Ilustrasi -- ANTARA FOTO/PRADITA
Ilustrasi -- ANTARA FOTO/PRADITA

Mitigasi Pelambatan Ekonomi

30 April 2015 10:58
PELAMBATAN ekonomi global tampaknya menjadi tantangan utama bagi negara-negara di belahan dunia dalam tetap memacu pertumbuhan ekonominya.

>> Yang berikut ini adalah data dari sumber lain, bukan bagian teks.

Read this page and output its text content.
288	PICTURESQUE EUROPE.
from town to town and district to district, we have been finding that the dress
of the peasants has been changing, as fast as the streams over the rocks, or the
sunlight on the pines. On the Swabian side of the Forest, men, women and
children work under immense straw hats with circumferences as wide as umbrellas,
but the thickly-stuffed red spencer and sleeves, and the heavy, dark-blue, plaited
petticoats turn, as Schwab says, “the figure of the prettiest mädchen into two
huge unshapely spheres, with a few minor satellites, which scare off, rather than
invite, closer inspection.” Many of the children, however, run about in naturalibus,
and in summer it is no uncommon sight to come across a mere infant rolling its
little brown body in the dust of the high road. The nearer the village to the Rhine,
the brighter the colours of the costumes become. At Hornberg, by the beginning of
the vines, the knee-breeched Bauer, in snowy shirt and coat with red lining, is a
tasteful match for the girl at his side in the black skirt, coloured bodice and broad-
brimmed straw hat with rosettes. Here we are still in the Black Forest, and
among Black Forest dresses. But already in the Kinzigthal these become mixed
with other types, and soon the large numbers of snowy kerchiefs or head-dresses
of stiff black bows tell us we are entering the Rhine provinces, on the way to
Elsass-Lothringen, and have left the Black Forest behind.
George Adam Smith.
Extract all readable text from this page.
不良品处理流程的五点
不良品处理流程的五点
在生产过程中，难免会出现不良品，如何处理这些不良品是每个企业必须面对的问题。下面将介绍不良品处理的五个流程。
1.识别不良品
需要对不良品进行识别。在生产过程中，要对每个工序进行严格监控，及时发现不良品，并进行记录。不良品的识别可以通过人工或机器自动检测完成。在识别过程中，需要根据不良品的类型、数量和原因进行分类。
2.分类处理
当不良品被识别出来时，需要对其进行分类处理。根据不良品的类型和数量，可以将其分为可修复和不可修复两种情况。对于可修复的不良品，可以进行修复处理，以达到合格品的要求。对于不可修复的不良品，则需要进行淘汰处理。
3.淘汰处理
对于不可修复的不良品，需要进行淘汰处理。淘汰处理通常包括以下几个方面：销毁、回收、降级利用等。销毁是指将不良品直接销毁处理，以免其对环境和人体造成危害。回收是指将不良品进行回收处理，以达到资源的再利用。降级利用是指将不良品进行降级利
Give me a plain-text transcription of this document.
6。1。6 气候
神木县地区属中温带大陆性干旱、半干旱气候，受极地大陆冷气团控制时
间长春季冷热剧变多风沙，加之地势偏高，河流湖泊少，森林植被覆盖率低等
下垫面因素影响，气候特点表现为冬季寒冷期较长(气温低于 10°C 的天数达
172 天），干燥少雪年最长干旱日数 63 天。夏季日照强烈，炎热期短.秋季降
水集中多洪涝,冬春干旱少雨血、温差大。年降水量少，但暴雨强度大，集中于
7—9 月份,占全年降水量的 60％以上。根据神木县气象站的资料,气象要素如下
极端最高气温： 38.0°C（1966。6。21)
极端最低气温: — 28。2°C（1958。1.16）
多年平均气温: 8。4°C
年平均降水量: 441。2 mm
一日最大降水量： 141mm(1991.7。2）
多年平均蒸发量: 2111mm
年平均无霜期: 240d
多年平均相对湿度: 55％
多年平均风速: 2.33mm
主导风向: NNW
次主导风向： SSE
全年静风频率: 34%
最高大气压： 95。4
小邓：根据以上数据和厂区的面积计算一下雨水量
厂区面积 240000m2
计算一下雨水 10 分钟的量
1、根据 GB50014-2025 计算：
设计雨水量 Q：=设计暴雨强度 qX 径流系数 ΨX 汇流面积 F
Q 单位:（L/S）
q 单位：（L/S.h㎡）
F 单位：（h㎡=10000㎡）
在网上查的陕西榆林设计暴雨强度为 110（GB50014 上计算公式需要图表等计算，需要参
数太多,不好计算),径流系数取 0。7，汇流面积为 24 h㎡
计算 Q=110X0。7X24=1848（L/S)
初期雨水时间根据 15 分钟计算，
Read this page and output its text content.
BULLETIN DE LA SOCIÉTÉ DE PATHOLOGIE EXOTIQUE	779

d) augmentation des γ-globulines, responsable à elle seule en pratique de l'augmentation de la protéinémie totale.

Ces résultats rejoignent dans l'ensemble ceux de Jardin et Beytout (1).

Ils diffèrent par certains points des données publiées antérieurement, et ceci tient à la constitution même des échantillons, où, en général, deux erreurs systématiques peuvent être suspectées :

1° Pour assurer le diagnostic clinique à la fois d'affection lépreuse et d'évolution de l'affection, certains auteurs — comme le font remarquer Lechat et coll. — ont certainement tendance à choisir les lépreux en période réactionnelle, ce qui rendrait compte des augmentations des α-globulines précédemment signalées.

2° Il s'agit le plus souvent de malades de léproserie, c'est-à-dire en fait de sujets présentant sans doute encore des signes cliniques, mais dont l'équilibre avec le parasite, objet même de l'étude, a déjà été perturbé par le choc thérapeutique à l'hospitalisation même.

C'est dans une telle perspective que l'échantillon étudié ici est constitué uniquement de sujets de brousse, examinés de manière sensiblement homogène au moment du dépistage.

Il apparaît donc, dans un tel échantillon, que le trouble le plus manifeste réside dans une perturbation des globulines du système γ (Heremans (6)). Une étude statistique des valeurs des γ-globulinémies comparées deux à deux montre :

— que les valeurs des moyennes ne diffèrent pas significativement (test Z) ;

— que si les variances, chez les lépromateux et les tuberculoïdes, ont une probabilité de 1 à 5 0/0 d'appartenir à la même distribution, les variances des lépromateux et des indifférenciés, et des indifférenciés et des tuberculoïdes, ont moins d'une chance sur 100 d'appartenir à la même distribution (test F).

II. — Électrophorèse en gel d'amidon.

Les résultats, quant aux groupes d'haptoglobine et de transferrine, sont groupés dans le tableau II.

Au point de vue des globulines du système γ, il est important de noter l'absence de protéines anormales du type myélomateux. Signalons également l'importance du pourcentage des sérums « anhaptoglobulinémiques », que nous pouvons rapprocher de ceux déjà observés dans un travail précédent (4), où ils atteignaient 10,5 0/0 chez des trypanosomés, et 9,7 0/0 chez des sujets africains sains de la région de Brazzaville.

Kekhawatiran tersebut menyita perhatian yang besar dari pada ekonom dalam menyikapi konstelasi ekonomi global 2015  yang masih belum menguntungkan.
 
Dalam pertemuan para menteri keuangan yang tergabung kelompok negara G-20 bersama Bank Dunia dan Dana Moneter Internasional (IMF) di Washington, Amerika Serikat, medio April 2015 yang baru lalu, kembali muncul peringatan akan kondisi ekonomi global yang masih rentan terhadap guncangan kurs mata uang, utang publik yang tinggi, ketegangan geopolitik dan risiko pasar.
 
IMF memproyeksikan rata-rata potensi pertumbuhan ekonomi negara maju untuk periode 2015-2020 hanya sebesar 1,6 persen. Proyeksi ini naik sedikit dari rata-rata pertumbuhan ekonomi kelompok negara ini sepanjang 2008-2014 sebesar 1,3 persen. Sementara untuk kelompok negara emerging, IMF memproyeksikan rata-rata potensi pertumbuhan 2015-2020 sebesar 5,2 persen. Proyeksi ini jauh lebih rendah dari rata-rata realisasi pertumbuhan ekonomi negara emerging sepanjang 2008-2014 yang sebesar 6,5 persen.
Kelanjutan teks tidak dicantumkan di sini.